The role of carbon on the electrical properties of polycrystalline Si_1-yC_y and Si_0.82-yGe_0.18C_y films

A comparison is made of the electrical effects of carbon in n- and p-type in situ doped polycrystalline Si_1-yC_y and Si_0.82-yGe_0.18C_y layers. Values of resistivity as a function of temperature, effective carrier concentration and Hall mobility are reported. The n-type polycrystalline Si_1-yC_y and Si_0.82-yGe_0.18C_y films show dramatic increases in resistivity with carbon content, rising from 0.044 Ω cm to 450 Ω cm (0 and 0.8% C) and 0.01 Ω cm to 2.4 Ω cm (0 and 0.6% C), respectively. In contrast, the increase in B-doped films is much less severe, rising from 0.001 Ω cm to 0.939 Ω cm (0 and 7.9% C) and 0.003 Ω cm to 0.015 Ω cm (0 and 4% C) for the Si_1-yC_y and Si_0.82-yGe_0.18C_y layers, respectively. The grain boundary energy barrier, determined from the temperature dependence of the resistivity, is found to vary as the square of the C content in the n-type polycrystalline Si_1-yC_y and Si_0.82-yGe_0.18C_y layers, but linearly in the p-type Si_1-yC_y layers.

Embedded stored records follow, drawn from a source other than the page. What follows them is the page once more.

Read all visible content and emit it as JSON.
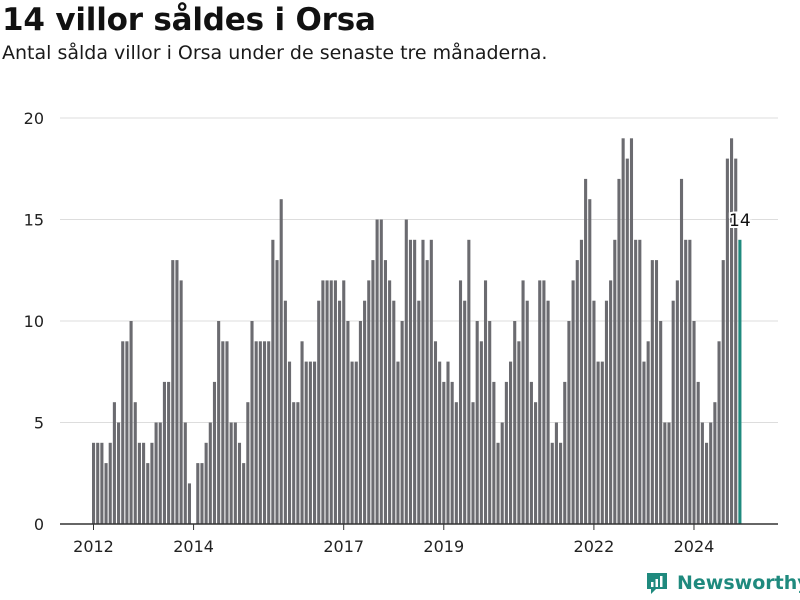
{
  "title": "14 villor såldes i Orsa",
  "subtitle": "Antal sålda villor i Orsa under de senaste tre månaderna.",
  "brand": "Newsworthy",
  "colors": {
    "bar": "#6b6b70",
    "highlight": "#1f8a7e",
    "grid": "#dddddd",
    "axis": "#333333"
  },
  "chart_data": {
    "type": "bar",
    "ylim": [
      0,
      20
    ],
    "yticks": [
      0,
      5,
      10,
      15,
      20
    ],
    "xticks": [
      {
        "label": "2012",
        "index": 0
      },
      {
        "label": "2014",
        "index": 24
      },
      {
        "label": "2017",
        "index": 60
      },
      {
        "label": "2019",
        "index": 84
      },
      {
        "label": "2022",
        "index": 120
      },
      {
        "label": "2024",
        "index": 144
      }
    ],
    "start": "2012-01",
    "frequency": "monthly",
    "values": [
      4,
      4,
      4,
      3,
      4,
      6,
      5,
      9,
      9,
      10,
      6,
      4,
      4,
      3,
      4,
      5,
      5,
      7,
      7,
      13,
      13,
      12,
      5,
      2,
      0,
      3,
      3,
      4,
      5,
      7,
      10,
      9,
      9,
      5,
      5,
      4,
      3,
      6,
      10,
      9,
      9,
      9,
      9,
      14,
      13,
      16,
      11,
      8,
      6,
      6,
      9,
      8,
      8,
      8,
      11,
      12,
      12,
      12,
      12,
      11,
      12,
      10,
      8,
      8,
      10,
      11,
      12,
      13,
      15,
      15,
      13,
      12,
      11,
      8,
      10,
      15,
      14,
      14,
      11,
      14,
      13,
      14,
      9,
      8,
      7,
      8,
      7,
      6,
      12,
      11,
      14,
      6,
      10,
      9,
      12,
      10,
      7,
      4,
      5,
      7,
      8,
      10,
      9,
      12,
      11,
      7,
      6,
      12,
      12,
      11,
      4,
      5,
      4,
      7,
      10,
      12,
      13,
      14,
      17,
      16,
      11,
      8,
      8,
      11,
      12,
      14,
      17,
      19,
      18,
      19,
      14,
      14,
      8,
      9,
      13,
      13,
      10,
      5,
      5,
      11,
      12,
      17,
      14,
      14,
      10,
      7,
      5,
      4,
      5,
      6,
      9,
      13,
      18,
      19,
      18,
      14
    ],
    "highlight_index": 155,
    "highlight_label": "14"
  }
}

The square law dependence seen in the n-type layers for C contents up to 0.9% is explained by an increase in the grain boundary trap density due to the presence of carbon, whereas- the linear relationship seen in the p-type layers for C contents between 2% and 8% is explained by a shift in the grain boundary trap energy toward the valence band. Finally, lower values of grain boundary energy barrier are obtained in p-type Si_0.82-yGe_0.18C_y layers with a C content of 4% than in equivalent Si_1-yC_y layers, which could be explained by a larger shift in trap energy toward the valence band. © 2001 American Institute of Physics.